Agência Nacional de Vigilância Sanitária (Anvisa) deve decidir no domingo (17) se vai ou não autorizar o uso da vacina chinesa e também a desenvolvida em parceria entre Fiocruz e Universidade de Oxford. Mas o voo do avião que iria à Índia buscar 2 milhões de doses deste imunizante foi adiado hoje pela segunda vez e sua missão continua incerta.

“A situação que vivemos é reflexo do desgoverno total ao longo do ano passado.

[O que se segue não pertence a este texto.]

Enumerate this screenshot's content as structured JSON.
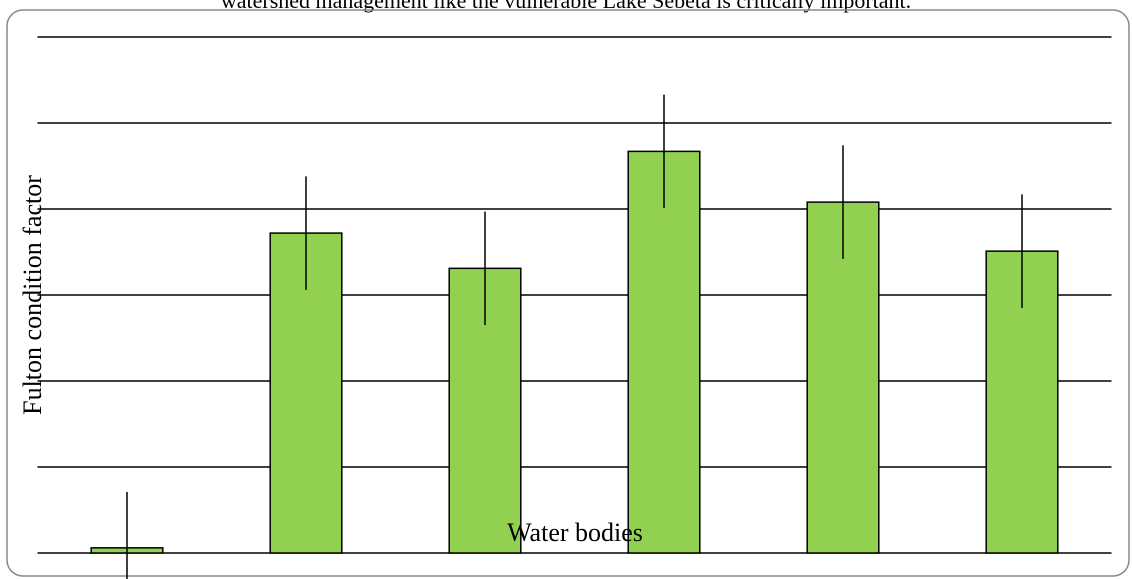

Da recusa em aceitar o que a ciência preconiza, principalmente o governo federal, com a postura de orientar a população de maneira que só contribui para o avanço da pandemia, fomentar aglomerações, ser contra as medidas de bloqueio de transmissão do vírus”, diz a infectologista Raquel Stucchi, da Universidade Estadual de Campinas. “Nós politizamos diagnósticos, o uso de máscaras, o tratamento precoce ou não, e politizamos também a vacina.” Para ela, se os erros do governo federal são óbvios, houve equívocos também do governo de São Paulo, de João Doria, que “contribuiu para essa politização e essa divisão”, no caso da vacina.

Vacina é a única solução

“Além disso, enganam a população ao divulgar informação de que existe tratamento eficaz e seguro em casos graves da doença. A vacina é a única maneira de controlar a pandemia de forma eficaz e prolongada. A situação de Manaus pode se repetir no resto do país, e mostra que o cuidado com a saúde como um todo foi esquecido”, acrescenta.

A especialista ironiza as falas de Bolsonaro e Mourão sobre o governo ter feito a sua parte ou “além do que pode” para conter a covid na capital amazonense. “Se fez tudo o que podia e Manaus está desse jeito, pode muito pouco. Então saia, você e sua equipe, porque não têm competência.” Raquel Stucchi lembra que Manaus foi a primeira capital do país a atingir o pico da pandemia, ainda em abril, e a situação hoje revela falta de planejamento e de orientação à população para que contribuísse. Internautas e movimentos sociais marcaram para a noite desta sexta-feira (15), às 20h30, um panelaço contra Bolsonaro.

Responsabilidade é de todos

A infectologista da Unicamp afirma ser importante destacar que cada cidadão assuma responsabilidades para controlar a pandemia, evitando aglomeração, usando máscaras, fazendo distanciamento social e adotando medidas de higiene básicas, como lavar as mãos. “Se a gente não ficar em casa, não usar máscaras, não adotar o distanciamento social, as grandes metrópoles ‘serão’ Manaus”, prevê. “Cada um tem que ter responsabilidade, não só o gestor.”

Para ela, a conduta inconsequente de boa parte da população vai acabar se voltando contra ela mesma, pois os governos precisarão adotar novas medidas restritivas que vão piorar a situação econômica e aumentar o desemprego.

Apesar de tudo, o país terá a vacina, a única luz no fim do túnel. Nesse sentido, o esforço deve ser para conscientizar a população da importância da vacinação. Por outro lado, “mesmo vacinando temos que manter as medidas de controle da transmissão”, alerta a especialista. Em sua opinião, o uso de máscaras vai ser mantido e o distanciamento social continuará necessário “com certeza até o final do ano”.